Supply interruption plagues Tim Hortons franchisees
Tim Hortons has suspended franchisee shipments on a range of items from one Ontario-based warehouse and has suggested disgruntled franchisees try to source some of the commodities from Walmart until the problem is resolved.
The list of 45 “temporarily unavailable” items from the coffee and doughnut chain’s facility in Guelph, Ont., includes take-home packages of the company’s own Tim Hortons brand of coffee and single-serve pods, soda pop, bottled water, hot and iced teas, garbage bags and vinyl kitchen gloves. Normally, Tim Hortons restaurant owners are legally required as part of their franchise agreements to buy hundreds of such items directly from head office, not through a third-party retailer or supply company.
“I realize that this is creating an issue into a business that is already always hectic,” says an April 14 message from Greg Hiltz, Ontario general manager of Tim Hortons, to franchisees across the province. The note, obtained by the Financial Post, references a supply “interruption” that occurred more than a week ago at the Guelph, Ont., distribution centre, which serves more than three quarters of Tim Hortons’ roughly 1,750 stores in the province, its biggest operating region.
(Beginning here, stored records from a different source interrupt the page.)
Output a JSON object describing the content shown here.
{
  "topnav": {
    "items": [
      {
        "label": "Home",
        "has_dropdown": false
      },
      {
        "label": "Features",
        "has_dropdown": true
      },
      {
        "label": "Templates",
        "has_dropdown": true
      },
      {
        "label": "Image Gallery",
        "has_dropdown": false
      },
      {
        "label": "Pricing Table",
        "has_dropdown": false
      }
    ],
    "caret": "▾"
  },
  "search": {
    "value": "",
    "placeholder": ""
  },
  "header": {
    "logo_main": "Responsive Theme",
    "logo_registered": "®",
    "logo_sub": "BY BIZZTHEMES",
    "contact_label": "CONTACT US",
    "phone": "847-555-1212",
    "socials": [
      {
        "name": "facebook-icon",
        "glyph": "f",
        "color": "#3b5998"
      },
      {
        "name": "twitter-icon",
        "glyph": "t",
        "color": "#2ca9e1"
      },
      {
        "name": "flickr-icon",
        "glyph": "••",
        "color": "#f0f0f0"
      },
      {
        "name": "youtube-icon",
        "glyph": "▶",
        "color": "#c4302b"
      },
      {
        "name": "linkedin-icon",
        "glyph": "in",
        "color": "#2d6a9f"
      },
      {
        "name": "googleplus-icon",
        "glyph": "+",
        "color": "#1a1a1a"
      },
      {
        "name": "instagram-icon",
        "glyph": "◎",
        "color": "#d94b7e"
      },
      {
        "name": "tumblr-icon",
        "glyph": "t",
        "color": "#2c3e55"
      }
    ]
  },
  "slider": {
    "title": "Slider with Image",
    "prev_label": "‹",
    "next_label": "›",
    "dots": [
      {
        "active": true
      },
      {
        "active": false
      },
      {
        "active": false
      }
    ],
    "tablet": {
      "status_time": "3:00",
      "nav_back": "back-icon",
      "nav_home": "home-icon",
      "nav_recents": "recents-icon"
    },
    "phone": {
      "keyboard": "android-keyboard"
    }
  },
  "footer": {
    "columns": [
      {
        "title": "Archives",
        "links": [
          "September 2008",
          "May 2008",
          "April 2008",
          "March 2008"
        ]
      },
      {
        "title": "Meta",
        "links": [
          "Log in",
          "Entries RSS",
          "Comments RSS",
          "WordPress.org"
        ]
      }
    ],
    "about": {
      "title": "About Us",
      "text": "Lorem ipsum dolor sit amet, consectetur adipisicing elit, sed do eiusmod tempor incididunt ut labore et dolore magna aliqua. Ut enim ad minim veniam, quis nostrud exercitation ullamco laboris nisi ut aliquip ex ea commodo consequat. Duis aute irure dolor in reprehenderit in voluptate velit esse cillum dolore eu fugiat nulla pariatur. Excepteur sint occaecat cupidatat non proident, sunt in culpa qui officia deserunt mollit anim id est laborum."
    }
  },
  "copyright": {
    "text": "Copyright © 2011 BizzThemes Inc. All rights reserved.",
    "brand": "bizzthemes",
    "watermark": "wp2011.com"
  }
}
The latest news comes amid a prolonged period of distress at the chain: The brand has taken a beating in recent consumer surveys, and its head office is facing an internal mutiny from a franchisee group suing management for a number of alleged infractions. Last week, the federal government confirmed it would investigate franchisee allegations that the parent company, Brazil’s 3G Capital, had breached promises it made under the Investment Canada Act. In an email Monday, Tim Hor- tons said that it had apologized to restaurant owners for any inconvenience related to the distribution delays and expects the Guelph facility to return to normal service volumes by the end of this week. A statement from the company also said the 45 items at issue are “non-essential to restaurant operations.” Representatives for the Great White North Franchisee Association, a group whose membership includes more than 60 per cent of Tim Hortons’ Canadian franchisees who are unhappy with their head office, had no comment Monday.